The authors declare that they have no competing interests.

## Authors’ contributions

DAL carried out the overall design, analytical work, and Fortran 90 and MathCad programming and calculations. The Java programming and Java interface design were done by JCL. All authors read and approved the final manuscript.

## 1 Background

The Roche potential is the potential energy per unit test mass which is orbiting the center-of-mass of a binary star system at the same rate as the two stars. A circular orbit is assumed for the binary system. The Roche potential includes both gravitational and centripetal energy, such that its derivative gives the force (and thus acceleration) on the test mass.
The Roche potential has many uses, including finding the locations in the binary system where the acceleration is zero- the Lagrange points L1, L2, L3, L4 and L5. In the case of a binary star system where one of the stars (star 1) increases its size, star 1 will reach a limiting surface. This surface is called the Roche lobe, which is sketched in Figure  1. The Roche lobe is also defined by the surface that has the potential equal to the L1 potential. The Roche lobe has the property that any material outside this surface is unbound from star 1 and will be lost.
Many works have studied and calculated properties of the Roche potential and the Roche lobe, starting with the pioneering work of Kopal ( 1959). Plavec and Kratochvil ( 1964) present tables of distances for several points on the equipotential surfaces which pass through the L1 and L2 Lagrange points. This was done for a range of mass ratios from 0.1 to 1.0. Eggleton ( 1983) calculated volumes, V, of the Roche lobe for a range of mass ratios to obtain the equivalent volume radius $$R_{eq}$$ (defined by $$V=4 \pi R_{eq}^{3}/3$$). He then presented a simple fitting formula for $$R_{eq}$$ as a function of q, accurate to better than 1%, which is often used and now known as the Eggleton formula. Mochnacki ( 1984) presented tables of potentials and positions of the L1 and L2 Lagrange points as a function of mass ratio. He defined a fill-out factor F in terms of the potential of an equipotential surface relative to the potential of the surfaces through the L1 and L2 points. F was defined so that $$F<1$$ corresponds to surfaces inside the Roche lobe, and $$1< F<2$$ corresponds to surfaces between the Roche lobe and the equipotential through the L2 point. He gave tables of volume radius, area, average gravity and average inverse gravity as a function of mass ratio and F. Pathania and Medupe ( 2012) present series expansions for the radius of Roche equipotential surfaces, and compare various orders of the expansion to numerically calculated values.
The purpose of the present work is to present an freely available software tool, written in two versions (Java and Fortran), which calculates radii of the Roche lobe.
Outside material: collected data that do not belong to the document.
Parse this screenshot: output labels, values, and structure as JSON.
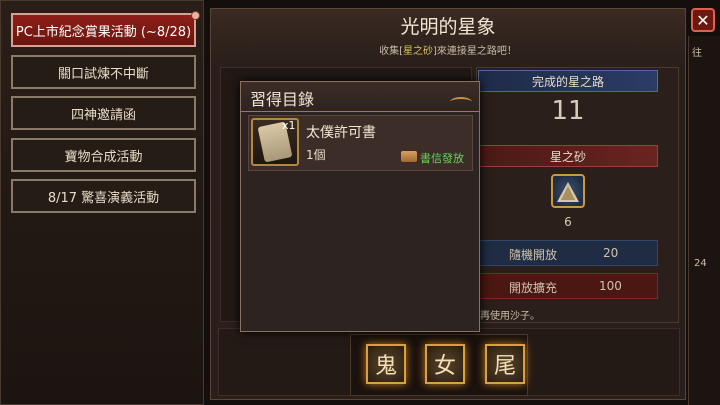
{
  "left_menu": {
    "items": [
      {
        "label": "PC上市紀念賞果活動 (~8/28)",
        "active": true
      },
      {
        "label": "關口試煉不中斷"
      },
      {
        "label": "四神邀請函"
      },
      {
        "label": "寶物合成活動"
      },
      {
        "label": "8/17 驚喜演義活動"
      }
    ]
  },
  "main": {
    "title": "光明的星象",
    "subtitle_pre": "收集[",
    "subtitle_highlight": "星之砂",
    "subtitle_post": "]來連接星之路吧！",
    "complete_label": "完成的星之路",
    "complete_value": "11",
    "sand_label": "星之砂",
    "sand_count": "6",
    "random_open_label": "隨機開放",
    "random_open_value": "20",
    "expand_open_label": "開放擴充",
    "expand_open_value": "100",
    "hint_text": "再使用沙子。",
    "tiles": [
      "鬼",
      "女",
      "尾"
    ]
  },
  "popup": {
    "title": "習得目錄",
    "item": {
      "name": "太僕許可書",
      "quantity_badge": "x1",
      "count": "1個",
      "source": "書信發放"
    }
  },
  "right_edge": {
    "text_top": "往",
    "text_mid": "24"
  },
  "colors": {
    "active_tab": "#8e2018",
    "source_green": "#6ad05a",
    "highlight": "#d9c060"
  }
}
It does this for any specified direction, and gives some other commonly used quantities (such as the Lagrange points and values of the potential). The calculator is designed to be accurate for any mass ratio q between 0.01 and 100, for dimensionless rotation rates between 0.01 and 2, and fill-out factors between 0.1 and 1.0. The calculator may work for parameters outside these limits but has not been tested for accuracy or errors outside these limits.
The coordinates are Cartesian (x, y, z) and spherical-polar ( r, θ, ϕ), centred on star 1 (with mass $$M_{1}$$), with the x-axis ( $$\theta=\pi/2$$, $$\phi=0$$) pointing towards star 2 (with mass $$M_{2}$$). The z-axis is perpendicular to the orbital plane. The mass ratio is defined as $$q=M_{2}/M_{1}$$ and the binary separation is a.
We use the dimensionless form of the Roche potential (or potential energy per unit mass) obtained by dividing by $$G M_{1}/a$$, where G is Newton’s gravitational constant, and using distances in units of the binary separation  a. The equation for the resulting dimensionless potential $$\Omega(r,\theta,\phi)$$ in the case of synchronous rotation is:
\begin{aligned}[b] \Omega(r,\theta,\phi)={}& \frac{1}{r} + q \biggl( \frac{1}{\sqrt{1-2r\sin{\theta}\cos{\phi}+r^{2}}} \\ &{}-r\sin{\theta}\cos{\phi}\biggr) +\frac{q+1}{2}r^{2}\sin{ \theta}^{2}. \end{aligned}
(1)
This is the same form used by Kopal ( 1959) and Pathania and Medupe ( 2012). When non-synchronous rotation is included Limber ( 1963), with $$p=\Omega_{star}/\Omega_{binary}$$ is the rate of stellar rotation divided by the binary rotation rate, the potential becomes:
\begin{aligned}[b] \Omega(r,\theta,\phi)={}& \frac{1}{r} + q \biggl( \frac{1}{\sqrt{1-2r\sin{\theta}\cos{\phi}+r^{2}}} \\ &{}-r\sin{\theta}\cos{\phi}\biggr) +\frac{q+1}{2} p^{2} r^{2}\sin{\theta}^{2}. \end{aligned}
(2)
This potential can be further generalized to the case of elliptical orbits, as discussed in Sepinsky et al. ( 2007). In the quasi-static approximation, valid for dynamical timescale of the star much less than the tidal timescale, the instantaneous shape of the star can be approximated by the instantaneous surface of constant potential, even though the instantaneous surface is changing with orbital phase. As shown by Sepinsky et al. ( 2007), the instantaneous potential for an elliptical orbit can be written in the same form as equation ( 2) above if one replaces $$p^{2}$$ by the function
$$A(p,e,\nu)=\frac{p^{2} (1+e)^{4}}{(1+e \cos(\nu))^{3}}$$
(3)
with e is the eccentricity and ν is the true anomaly for the position of the star in its elliptical orbit.
For a physical system, one knows the actual values of the masses $$M_{1}$$ and $$M_{2}$$. Either one specifies the binary separation a, or calculates it from the orbital period P, using Kepler’s third law, $$4 \pi^{2} a^{3}= G (M_{1}+M_{2}) P^{2}$$. Dimensionless distances are converted into physical units by multiplying by a.
The Lagrange points are the locations where the potential (or dimensionless potential) has a maximum (or minimum) or saddle point. There are a total of 5 Lagrange points (L1, L2, L3, L4 and L5). The L1 point is the Lagrange point located between the two stars. One finds the positions of and the values of the potential at the Lagrange points by solving
$$\nabla \Omega(r,\theta,\phi)= 0.$$
(4)
The Roche lobe (of star 1) is the surface surrounding star 1 having the potential equal to the potential of the L1 point. The star can underfill its Roche lobe, in that case its surface will still correspond to an equipotential surface. Here we use the same definition of fill-out factor, F, as that introduced by Mochnacki ( 1984). The dimensionless potential used here is related to the potential C of Mochnacki ( 1984) by:
$$\Omega= \frac{(1+q)C}{2}- \frac{q^{2}}{2(1+q)}.$$
(5)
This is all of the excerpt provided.